Senate and Assembly budget committees finished their versions of the $214 billion annual budget this week and want to keep a tax on managed care organizations. The companies manage Medicaid plans in California, the joint federal-state program that provides health coverage for the poor and people with disabilities.

California uses the money from those taxes to pay its share of Medicaid costs, which then trigger payments from the federal government. When fully implemented, the tax saves the state about $1.8 billion.

The tax is set to expire June 30, and California needs permission from the federal government to keep it. Newsom is worried that might not happen and did not include it in his budget proposal.

California has a rocky relationship with President Donald Trump’s administration. The state is poised to extend Medicaid to cover some adults in the country illegally , which goes against Trump’s immigration policy.

State Attorney General Xavier Becerra also has filed at least 50 lawsuits challenging the administration’s executive actions and policies. And the federal government last week canceled more than $1 billion it had promised to help California build a high-speed rail network.

“I thought it would be imprudent to include it until we had more confidence,” Newsom said of the tax.

Lawmakers disagree, noting that the federal government already has approved a similar tax for Michigan.

“Closed mouths don’t get fed, as my father used to say,” said Holly Mitchell, a Los Angeles Democrat who heads the Senate Budget and Fiscal Review Committee. “I couldn’t support not trying, based on an assumption because (Trump) changes his mind apparently every day.”

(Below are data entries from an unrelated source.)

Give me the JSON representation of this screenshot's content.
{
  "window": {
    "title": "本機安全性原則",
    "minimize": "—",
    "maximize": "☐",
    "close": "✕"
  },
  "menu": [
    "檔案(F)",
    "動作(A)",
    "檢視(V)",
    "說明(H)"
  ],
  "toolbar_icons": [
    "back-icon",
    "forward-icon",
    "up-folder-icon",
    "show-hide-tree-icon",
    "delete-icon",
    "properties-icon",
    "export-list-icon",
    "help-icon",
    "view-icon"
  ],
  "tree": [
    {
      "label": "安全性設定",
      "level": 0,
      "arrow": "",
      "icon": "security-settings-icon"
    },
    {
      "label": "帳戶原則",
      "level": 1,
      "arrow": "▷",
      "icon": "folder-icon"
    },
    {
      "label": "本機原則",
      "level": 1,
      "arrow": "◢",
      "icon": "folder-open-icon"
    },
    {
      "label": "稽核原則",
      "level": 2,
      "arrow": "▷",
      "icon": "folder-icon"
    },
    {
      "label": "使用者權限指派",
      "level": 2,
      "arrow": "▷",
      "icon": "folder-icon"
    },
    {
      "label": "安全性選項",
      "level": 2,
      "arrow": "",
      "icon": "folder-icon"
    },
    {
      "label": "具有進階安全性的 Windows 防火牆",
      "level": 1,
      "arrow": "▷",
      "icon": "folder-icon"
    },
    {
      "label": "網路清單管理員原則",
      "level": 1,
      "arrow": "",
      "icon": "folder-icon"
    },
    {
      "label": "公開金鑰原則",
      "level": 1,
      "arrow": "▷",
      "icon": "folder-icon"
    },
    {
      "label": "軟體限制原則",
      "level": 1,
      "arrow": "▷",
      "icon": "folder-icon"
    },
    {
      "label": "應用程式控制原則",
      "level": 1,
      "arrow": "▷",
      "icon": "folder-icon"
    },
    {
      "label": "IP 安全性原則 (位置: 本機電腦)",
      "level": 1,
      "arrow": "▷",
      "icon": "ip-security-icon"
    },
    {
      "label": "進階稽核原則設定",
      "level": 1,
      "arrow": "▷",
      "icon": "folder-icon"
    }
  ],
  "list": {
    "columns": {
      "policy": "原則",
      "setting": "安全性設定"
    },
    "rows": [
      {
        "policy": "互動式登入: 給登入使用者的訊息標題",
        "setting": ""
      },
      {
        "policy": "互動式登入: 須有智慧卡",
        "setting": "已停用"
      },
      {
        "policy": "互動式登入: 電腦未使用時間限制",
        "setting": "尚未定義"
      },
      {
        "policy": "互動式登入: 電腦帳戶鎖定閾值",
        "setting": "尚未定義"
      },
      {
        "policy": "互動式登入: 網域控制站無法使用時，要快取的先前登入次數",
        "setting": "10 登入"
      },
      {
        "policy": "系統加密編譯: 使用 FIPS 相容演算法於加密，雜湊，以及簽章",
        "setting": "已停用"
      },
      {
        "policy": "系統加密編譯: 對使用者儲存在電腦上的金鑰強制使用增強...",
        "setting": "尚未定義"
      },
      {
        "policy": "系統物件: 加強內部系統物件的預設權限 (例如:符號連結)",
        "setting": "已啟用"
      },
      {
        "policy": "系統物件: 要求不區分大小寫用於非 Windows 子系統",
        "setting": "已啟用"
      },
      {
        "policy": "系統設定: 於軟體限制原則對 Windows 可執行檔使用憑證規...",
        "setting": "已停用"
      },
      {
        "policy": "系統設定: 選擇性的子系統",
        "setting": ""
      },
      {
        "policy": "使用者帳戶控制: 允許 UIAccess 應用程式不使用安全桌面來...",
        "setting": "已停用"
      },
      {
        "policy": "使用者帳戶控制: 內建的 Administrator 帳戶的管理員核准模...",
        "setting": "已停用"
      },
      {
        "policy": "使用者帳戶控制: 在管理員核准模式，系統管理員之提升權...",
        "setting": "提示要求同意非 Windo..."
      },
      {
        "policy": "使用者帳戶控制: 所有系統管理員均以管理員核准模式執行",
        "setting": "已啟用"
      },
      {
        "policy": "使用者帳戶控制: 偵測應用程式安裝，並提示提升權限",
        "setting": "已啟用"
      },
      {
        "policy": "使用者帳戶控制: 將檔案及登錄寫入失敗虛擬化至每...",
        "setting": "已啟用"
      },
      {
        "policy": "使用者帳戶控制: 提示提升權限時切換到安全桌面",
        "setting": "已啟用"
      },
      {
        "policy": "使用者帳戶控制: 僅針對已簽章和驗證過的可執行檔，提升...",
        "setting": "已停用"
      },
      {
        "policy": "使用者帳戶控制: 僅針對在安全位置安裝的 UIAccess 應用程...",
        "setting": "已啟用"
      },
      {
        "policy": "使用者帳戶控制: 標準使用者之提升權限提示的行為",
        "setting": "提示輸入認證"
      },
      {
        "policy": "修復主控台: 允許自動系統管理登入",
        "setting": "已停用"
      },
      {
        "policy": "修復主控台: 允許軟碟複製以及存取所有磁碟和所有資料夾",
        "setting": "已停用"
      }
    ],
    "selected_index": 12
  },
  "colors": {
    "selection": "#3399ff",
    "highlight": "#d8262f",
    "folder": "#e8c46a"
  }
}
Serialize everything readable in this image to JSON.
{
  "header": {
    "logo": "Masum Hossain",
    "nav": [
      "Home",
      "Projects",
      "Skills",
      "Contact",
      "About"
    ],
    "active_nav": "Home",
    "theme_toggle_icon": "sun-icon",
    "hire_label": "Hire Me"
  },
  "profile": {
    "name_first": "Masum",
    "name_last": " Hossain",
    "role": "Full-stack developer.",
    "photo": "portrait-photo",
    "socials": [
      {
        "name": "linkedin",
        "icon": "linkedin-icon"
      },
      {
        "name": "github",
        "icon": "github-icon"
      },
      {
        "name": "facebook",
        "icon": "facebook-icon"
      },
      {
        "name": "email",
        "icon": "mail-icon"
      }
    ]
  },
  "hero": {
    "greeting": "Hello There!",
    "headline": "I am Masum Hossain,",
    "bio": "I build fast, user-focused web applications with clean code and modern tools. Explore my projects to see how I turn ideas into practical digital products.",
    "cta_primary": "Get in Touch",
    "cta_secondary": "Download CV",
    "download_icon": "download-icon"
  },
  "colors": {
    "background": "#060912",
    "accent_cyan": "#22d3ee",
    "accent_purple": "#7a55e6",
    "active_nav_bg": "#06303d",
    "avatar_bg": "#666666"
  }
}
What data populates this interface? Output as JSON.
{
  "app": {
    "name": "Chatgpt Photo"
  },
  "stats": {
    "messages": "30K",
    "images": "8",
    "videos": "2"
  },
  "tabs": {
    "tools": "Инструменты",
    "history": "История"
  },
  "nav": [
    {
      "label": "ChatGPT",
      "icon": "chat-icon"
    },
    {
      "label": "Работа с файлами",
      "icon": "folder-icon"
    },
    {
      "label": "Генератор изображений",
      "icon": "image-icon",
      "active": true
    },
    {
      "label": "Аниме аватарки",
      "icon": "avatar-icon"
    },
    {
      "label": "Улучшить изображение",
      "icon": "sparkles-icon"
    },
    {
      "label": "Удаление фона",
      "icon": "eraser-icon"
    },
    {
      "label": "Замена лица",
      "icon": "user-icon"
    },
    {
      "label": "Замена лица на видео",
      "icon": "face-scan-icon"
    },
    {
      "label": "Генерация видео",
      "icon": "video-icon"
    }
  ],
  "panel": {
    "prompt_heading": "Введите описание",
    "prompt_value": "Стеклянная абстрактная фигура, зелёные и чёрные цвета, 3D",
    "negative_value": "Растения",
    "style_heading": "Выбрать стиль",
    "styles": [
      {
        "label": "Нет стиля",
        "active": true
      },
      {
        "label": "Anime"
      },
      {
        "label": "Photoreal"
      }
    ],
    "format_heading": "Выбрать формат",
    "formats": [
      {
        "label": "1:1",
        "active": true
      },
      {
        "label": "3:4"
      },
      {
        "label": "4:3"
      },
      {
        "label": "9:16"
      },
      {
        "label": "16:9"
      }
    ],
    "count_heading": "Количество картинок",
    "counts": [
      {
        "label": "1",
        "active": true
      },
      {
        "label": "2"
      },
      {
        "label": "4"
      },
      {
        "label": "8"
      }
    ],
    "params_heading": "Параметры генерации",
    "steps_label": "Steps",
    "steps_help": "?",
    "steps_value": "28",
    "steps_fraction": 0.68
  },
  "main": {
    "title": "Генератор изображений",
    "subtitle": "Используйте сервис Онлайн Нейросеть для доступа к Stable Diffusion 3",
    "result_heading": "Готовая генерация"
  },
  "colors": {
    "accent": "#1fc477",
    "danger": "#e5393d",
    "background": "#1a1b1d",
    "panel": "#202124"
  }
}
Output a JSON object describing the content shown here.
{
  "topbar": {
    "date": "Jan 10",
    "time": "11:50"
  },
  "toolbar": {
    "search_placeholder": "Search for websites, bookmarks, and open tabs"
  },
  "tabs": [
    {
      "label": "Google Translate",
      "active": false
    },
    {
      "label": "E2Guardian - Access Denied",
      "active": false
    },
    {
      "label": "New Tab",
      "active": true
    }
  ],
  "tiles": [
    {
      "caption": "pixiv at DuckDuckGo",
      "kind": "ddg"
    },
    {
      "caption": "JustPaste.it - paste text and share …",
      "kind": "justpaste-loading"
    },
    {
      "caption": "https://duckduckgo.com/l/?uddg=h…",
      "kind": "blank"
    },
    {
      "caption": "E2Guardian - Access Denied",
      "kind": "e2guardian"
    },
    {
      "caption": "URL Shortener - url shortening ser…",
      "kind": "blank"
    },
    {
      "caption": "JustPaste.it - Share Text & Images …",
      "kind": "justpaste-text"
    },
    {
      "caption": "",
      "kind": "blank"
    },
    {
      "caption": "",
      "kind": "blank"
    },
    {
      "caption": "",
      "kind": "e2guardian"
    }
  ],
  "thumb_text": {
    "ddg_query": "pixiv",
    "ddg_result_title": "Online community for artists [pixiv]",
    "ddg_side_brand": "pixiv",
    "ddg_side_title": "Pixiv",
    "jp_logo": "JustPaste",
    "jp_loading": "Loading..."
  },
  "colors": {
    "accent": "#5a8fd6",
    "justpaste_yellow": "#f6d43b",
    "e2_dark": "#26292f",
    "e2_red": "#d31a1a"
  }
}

The tax is unusual because many managed care organizations want to keep paying it. The money they send to the state is used to draw down federal cash that’s sent back to them for providing coverage to Medicaid recipients.

“The stakes are too high for (the tax) to be disapproved or rejected,” said Brianna Lierman, CEO of Local Health Plans of California, which represents managed care organizations. “We agree with and support the cautious approach to both structuring this tax and seeking approval for it. There is just too much to lose.”

The Senate and Assembly will begin budget negotiations with Newsom next week. Lawmakers adopted his revenue projections, which call for a $21.5 billion surplus, the largest in at least 20 years. Lawmakers must pass a budget by June 15 or they stop getting paid.

The two legislative versions have vastly different health care proposals.

The Senate, following Newsom’s lead, wants to tax people who don’t have health insurance and use that money to help middle-income families pay their monthly insurance premiums.

The Assembly did not include money for that, with budget chairman Phil Ting saying representatives preferred to consider those options later this year. Advocates worry that would significantly delay new benefits.

The Senate also wants to expand Medicaid to include adults in the country illegally if they’re between the 19 and 26 or at least 65 and older. But the Assembly only included money to cover young adults.

“Whenever you do a budget, there are thousands of phenomenal proposals that just don’t make it in. And it’s not that we don’t care, it’s really because we couldn’t quite make room,” said Ting, a San Francisco Democrat.

Another issue dividing lawmakers and the governor: How to improve the state’s drinking water.

Health advocates say more than a million people in the state don’t have access to clean drinking water because of problems with public water systems.

Newsom proposed a 95-cent tax on most residential water customers to help pay for improvements.

The Senate rejected the tax but recommended spending $150 million a year in existing tax dollars to make the improvements. The Assembly did not include any money for it, deferring the issue until later in the year.